Bjoern Hoehrmann wrote:
When making
http://katograph.appspot.com/ which
renders the german Wiki-
pedia category system as an interactive "treemap" based on information
like number of articles in them and requests during a 3 day period, I
found that the proxy logs used for stats.grok.se are rather unreliable,
with many of the "top" pages being inplausible (articles on not very
notable subjects that have existed only for a very short time show up in
the top ten, for instance). On
http://stats.grok.se/en/top you can see
this aswell, 40 million views for `Special:Export/Robert L. Bradley, Jr`
is rather implausible, as far as human users are concerned.

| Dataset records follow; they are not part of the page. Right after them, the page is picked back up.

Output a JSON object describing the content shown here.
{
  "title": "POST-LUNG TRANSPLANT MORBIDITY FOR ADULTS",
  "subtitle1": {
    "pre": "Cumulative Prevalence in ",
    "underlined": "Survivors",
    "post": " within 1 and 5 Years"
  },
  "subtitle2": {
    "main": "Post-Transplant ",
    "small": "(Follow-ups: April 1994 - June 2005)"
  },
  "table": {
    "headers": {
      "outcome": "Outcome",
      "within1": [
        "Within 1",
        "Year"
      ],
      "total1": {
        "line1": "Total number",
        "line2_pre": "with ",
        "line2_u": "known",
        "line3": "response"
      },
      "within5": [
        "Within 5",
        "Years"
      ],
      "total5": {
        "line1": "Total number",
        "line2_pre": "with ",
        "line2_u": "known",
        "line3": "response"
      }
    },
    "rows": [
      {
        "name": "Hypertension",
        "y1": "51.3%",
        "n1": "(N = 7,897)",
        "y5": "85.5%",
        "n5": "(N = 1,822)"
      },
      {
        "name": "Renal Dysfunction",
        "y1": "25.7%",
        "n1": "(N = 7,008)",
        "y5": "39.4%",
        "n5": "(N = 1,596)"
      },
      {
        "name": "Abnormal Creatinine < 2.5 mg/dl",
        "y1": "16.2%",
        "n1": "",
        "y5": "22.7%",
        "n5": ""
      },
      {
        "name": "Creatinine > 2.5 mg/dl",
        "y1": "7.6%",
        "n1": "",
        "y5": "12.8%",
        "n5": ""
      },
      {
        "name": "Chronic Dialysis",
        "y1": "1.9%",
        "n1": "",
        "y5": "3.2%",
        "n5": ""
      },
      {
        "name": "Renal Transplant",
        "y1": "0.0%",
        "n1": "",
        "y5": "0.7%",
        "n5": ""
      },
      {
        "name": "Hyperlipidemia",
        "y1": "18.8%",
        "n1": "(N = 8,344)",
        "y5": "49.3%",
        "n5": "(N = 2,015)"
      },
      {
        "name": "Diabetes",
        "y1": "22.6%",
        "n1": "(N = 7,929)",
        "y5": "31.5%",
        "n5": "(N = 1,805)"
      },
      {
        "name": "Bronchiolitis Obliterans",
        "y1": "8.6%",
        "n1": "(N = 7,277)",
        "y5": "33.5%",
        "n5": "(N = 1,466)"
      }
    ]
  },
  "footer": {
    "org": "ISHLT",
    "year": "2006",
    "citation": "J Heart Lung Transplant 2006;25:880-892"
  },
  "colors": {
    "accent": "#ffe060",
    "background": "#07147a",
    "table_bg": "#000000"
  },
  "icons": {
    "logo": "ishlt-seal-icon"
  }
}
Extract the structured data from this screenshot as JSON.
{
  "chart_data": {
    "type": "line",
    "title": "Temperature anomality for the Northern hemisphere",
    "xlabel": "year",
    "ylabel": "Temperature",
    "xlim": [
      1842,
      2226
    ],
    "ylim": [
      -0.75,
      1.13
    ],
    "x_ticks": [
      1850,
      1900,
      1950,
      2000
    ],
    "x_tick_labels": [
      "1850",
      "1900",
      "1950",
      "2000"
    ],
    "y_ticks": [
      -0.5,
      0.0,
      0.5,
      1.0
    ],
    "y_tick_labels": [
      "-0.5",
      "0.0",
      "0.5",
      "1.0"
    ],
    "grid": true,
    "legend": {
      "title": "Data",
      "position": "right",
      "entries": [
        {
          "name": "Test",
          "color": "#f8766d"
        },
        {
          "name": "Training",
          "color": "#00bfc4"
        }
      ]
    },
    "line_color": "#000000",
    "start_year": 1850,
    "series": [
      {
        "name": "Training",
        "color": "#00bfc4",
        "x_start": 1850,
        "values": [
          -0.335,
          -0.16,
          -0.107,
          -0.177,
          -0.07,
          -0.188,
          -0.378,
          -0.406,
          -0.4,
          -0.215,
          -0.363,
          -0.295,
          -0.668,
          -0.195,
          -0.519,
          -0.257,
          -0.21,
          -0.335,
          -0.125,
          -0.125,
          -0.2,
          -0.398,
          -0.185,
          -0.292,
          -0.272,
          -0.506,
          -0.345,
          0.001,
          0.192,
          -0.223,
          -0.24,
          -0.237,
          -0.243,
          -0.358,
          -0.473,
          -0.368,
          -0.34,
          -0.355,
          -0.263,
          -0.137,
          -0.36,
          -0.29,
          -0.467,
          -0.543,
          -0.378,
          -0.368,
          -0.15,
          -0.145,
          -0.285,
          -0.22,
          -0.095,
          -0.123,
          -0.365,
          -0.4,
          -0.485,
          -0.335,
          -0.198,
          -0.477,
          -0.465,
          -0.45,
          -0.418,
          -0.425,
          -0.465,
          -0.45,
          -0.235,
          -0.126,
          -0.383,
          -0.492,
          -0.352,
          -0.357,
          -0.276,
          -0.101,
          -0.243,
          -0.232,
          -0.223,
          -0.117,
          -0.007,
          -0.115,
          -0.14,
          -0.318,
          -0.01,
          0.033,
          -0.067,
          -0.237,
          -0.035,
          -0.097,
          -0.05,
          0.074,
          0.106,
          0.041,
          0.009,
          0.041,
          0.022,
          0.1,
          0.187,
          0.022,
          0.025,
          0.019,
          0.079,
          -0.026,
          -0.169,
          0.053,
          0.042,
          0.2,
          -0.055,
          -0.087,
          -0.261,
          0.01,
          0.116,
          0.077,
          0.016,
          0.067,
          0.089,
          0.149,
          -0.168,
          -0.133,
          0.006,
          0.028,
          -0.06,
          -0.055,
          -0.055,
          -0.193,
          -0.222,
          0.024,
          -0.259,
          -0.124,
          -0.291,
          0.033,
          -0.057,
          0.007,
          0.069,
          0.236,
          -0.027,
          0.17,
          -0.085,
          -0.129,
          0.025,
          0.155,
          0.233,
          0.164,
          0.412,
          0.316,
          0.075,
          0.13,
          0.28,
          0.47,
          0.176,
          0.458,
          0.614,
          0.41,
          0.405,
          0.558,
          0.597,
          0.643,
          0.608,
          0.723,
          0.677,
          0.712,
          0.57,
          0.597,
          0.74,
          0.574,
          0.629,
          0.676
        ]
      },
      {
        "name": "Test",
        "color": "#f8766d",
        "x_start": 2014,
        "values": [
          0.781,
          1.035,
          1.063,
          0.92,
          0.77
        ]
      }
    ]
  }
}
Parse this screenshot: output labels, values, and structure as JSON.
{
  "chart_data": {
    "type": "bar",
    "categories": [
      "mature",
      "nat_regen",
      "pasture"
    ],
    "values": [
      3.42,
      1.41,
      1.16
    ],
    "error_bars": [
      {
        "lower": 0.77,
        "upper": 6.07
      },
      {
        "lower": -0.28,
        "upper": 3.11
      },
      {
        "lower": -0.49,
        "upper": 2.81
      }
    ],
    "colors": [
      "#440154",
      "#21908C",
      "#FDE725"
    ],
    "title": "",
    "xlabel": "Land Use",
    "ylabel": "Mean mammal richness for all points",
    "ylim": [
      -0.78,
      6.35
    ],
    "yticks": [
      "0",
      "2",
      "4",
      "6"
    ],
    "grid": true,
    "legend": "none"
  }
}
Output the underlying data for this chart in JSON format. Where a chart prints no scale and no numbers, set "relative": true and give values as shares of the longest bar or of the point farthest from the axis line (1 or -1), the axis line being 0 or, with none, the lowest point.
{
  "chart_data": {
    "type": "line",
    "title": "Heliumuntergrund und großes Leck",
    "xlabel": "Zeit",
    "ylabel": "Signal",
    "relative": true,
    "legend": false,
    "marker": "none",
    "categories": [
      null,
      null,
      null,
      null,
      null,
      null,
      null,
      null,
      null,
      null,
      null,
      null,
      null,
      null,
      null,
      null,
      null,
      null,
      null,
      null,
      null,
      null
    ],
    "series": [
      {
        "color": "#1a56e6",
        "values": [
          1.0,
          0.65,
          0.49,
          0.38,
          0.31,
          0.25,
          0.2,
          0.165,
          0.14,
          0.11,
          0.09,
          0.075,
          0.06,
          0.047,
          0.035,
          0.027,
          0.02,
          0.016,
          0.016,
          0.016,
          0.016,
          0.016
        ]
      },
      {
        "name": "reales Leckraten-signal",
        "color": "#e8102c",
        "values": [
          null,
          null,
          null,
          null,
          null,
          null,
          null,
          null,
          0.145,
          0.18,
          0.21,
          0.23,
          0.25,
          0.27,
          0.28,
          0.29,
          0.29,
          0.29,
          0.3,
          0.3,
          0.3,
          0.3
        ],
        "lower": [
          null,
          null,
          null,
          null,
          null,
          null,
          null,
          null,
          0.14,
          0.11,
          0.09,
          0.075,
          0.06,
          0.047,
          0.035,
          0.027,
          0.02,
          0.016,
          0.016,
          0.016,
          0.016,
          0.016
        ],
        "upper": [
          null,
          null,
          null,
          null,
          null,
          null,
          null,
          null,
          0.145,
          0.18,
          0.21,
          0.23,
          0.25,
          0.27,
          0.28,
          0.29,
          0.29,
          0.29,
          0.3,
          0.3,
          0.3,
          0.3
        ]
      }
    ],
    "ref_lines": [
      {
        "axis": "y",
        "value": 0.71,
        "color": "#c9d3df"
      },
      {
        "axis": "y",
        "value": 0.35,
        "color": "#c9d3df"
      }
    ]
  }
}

Yes, the data is susceptible to manipulation, both intentional and
unintentional. As I said, this was a first-pass implementation on Domas'
part. As far as I know, this hasn't been touched by anyone in years. You're
absolutely correct that, at the end of the day, until the data itself is
better (more reliable), the resulting tools/graphs/scripts/everything that
rely on it will be bound by its limitations.
MZMcBride wrote:
Is it worth a Toolserver user's time to try
to create a database of
per-project, per-page page view statistics? Is it worth a grant from the
Wikimedia Foundation to have someone work on this? Is it worth trying to
convince Wikimedia Deutschland to assign resources? And, of course, it
wouldn't be a bad idea if Domas' first-pass implementation was improved on
Wikimedia's side, regardless.
The data that powers stats.grok.se is available for download, it should
be rather trivial to feed it into toolserver databases and query it as
desired, ignoring performance problems.
Not simply performance. It's a lot of data and it needs to be indexed. That
has a real cost. There are also edge cases and corner cases (different
encodings of requests, etc.) that need to be accounted for. It's not a
particularly small undertaking, if it's to be done properly.
MZMcBride